Un changement de perception publique. Cet activisme a réussi à modifier la perception publique du nom Sackler, passant d’une image de bienveillance à une association indissociable de la crise des opioïdes. Si de nombreuses institutions ont d’abord résisté, invoquant des obligations contractuelles ou le respect des dons passés, la pression constante et l’indignation morale se sont avérées trop fortes pour être ignorées. Ce fut une victoire majeure pour la responsabilité et une réévaluation de l’éthique du financement philanthropique.
10. La faillite a protégé des milliards, pas la responsabilité
Une faillite stratégique. En 2019, confrontée à des milliers de poursuites de la part d’États, villes et comtés, Purdue Pharma a déposé le bilan sous le chapitre 11. Ce fut une manœuvre stratégique, orchestrée par les Sackler, pour consolider les litiges et négocier un règlement global protégeant la fortune familiale restante et les mettant à l’abri de toute responsabilité future. La famille avait déjà extrait des milliards de Purdue, laissant peu d’actifs à la société.
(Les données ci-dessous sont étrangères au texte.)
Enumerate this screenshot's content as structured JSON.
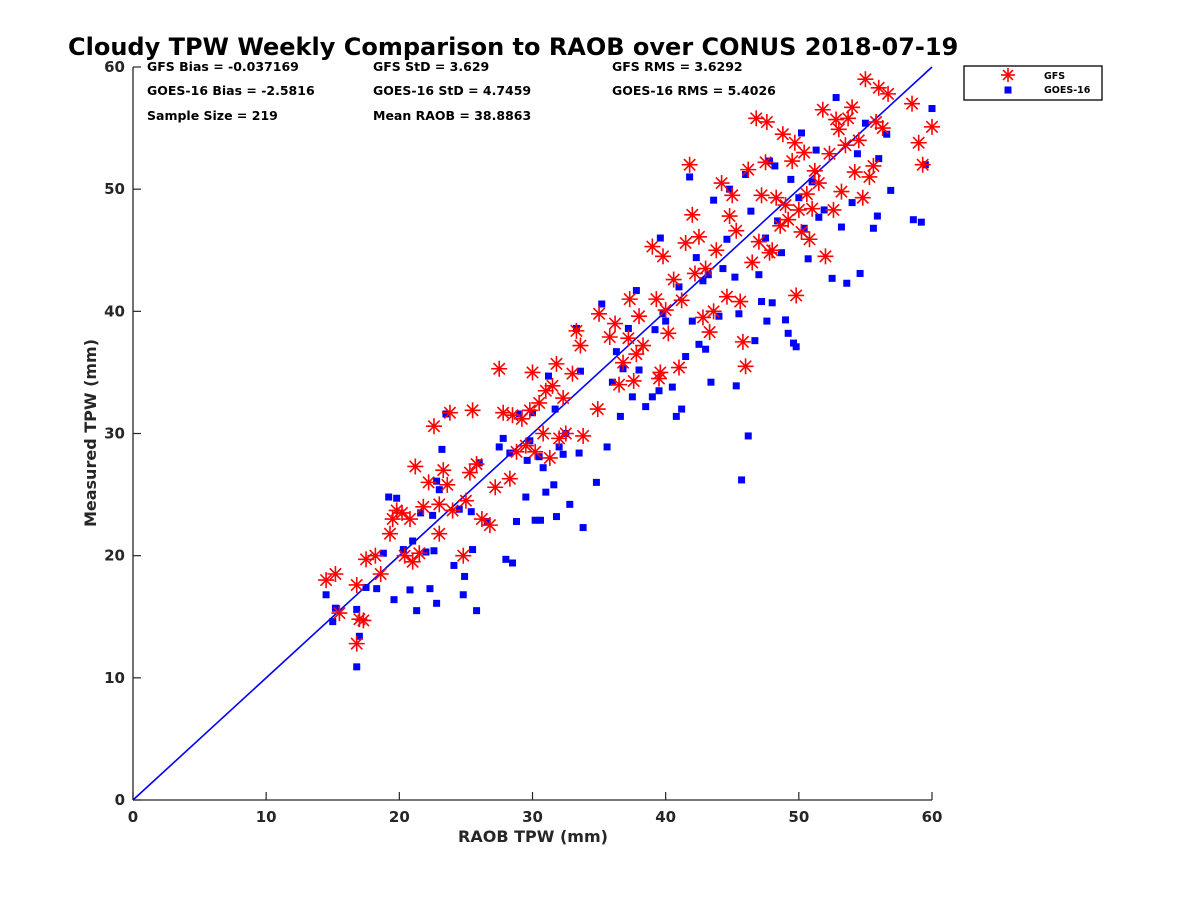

Une proposition de règlement controversée. Les Sackler ont proposé un accord transformant Purdue en une fiducie à but non lucratif, avec les profits futurs (issus des ventes d’opioïdes) destinés à gérer la crise. Ils offraient 3 milliards de dollars supplémentaires issus de leur fortune personnelle, conditionnés à la vente de leurs actifs internationaux Mundipharma. Crucialement, cet accord exigeait une immunité juridique étendue pour la famille contre toutes poursuites futures liées aux opioïdes, sans aucune reconnaissance de faute.
Indignation et batailles judiciaires en cours. De nombreux procureurs généraux, notamment dans des États démocrates comme le Massachusetts et New York, ont vigoureusement rejeté cette proposition, la qualifiant « d’insulte » et de « mascarade ». Ils ont souligné que les Sackler avaient siphonné des milliards de Purdue, laissant peu pour les victimes, et tentaient désormais d’acheter leur immunité. Les enquêtes ont révélé que la famille avait transféré plus de 10 milliards hors de Purdue depuis 2007. La procédure de faillite est devenue un champ de bataille, avec victimes et procureurs cherchant à tenir les Sackler personnellement responsables et à empêcher leur impunité.
Résumé des avis
Empire of Pain est un récit minutieusement documenté et captivant qui explore le rôle de la famille Sackler dans la crise des opioïdes. Keefe retrace avec maîtrise trois générations de Sackler, depuis leurs débuts modestes jusqu’à leur ascension en tant que magnats de l’industrie pharmaceutique. L’ouvrage dévoile la stratégie agressive de commercialisation de l’OxyContin par la famille, ainsi que leur déni des propriétés addictives du médicament. Le lecteur est tenu en haleine par le style narratif de Keefe, qui se lit comme un thriller tout en révélant l’impact dévastateur de la cupidité corporative. De nombreux critiques saluent l’enquête approfondie du livre et sa capacité à susciter colère et incrédulité face aux agissements des Sackler.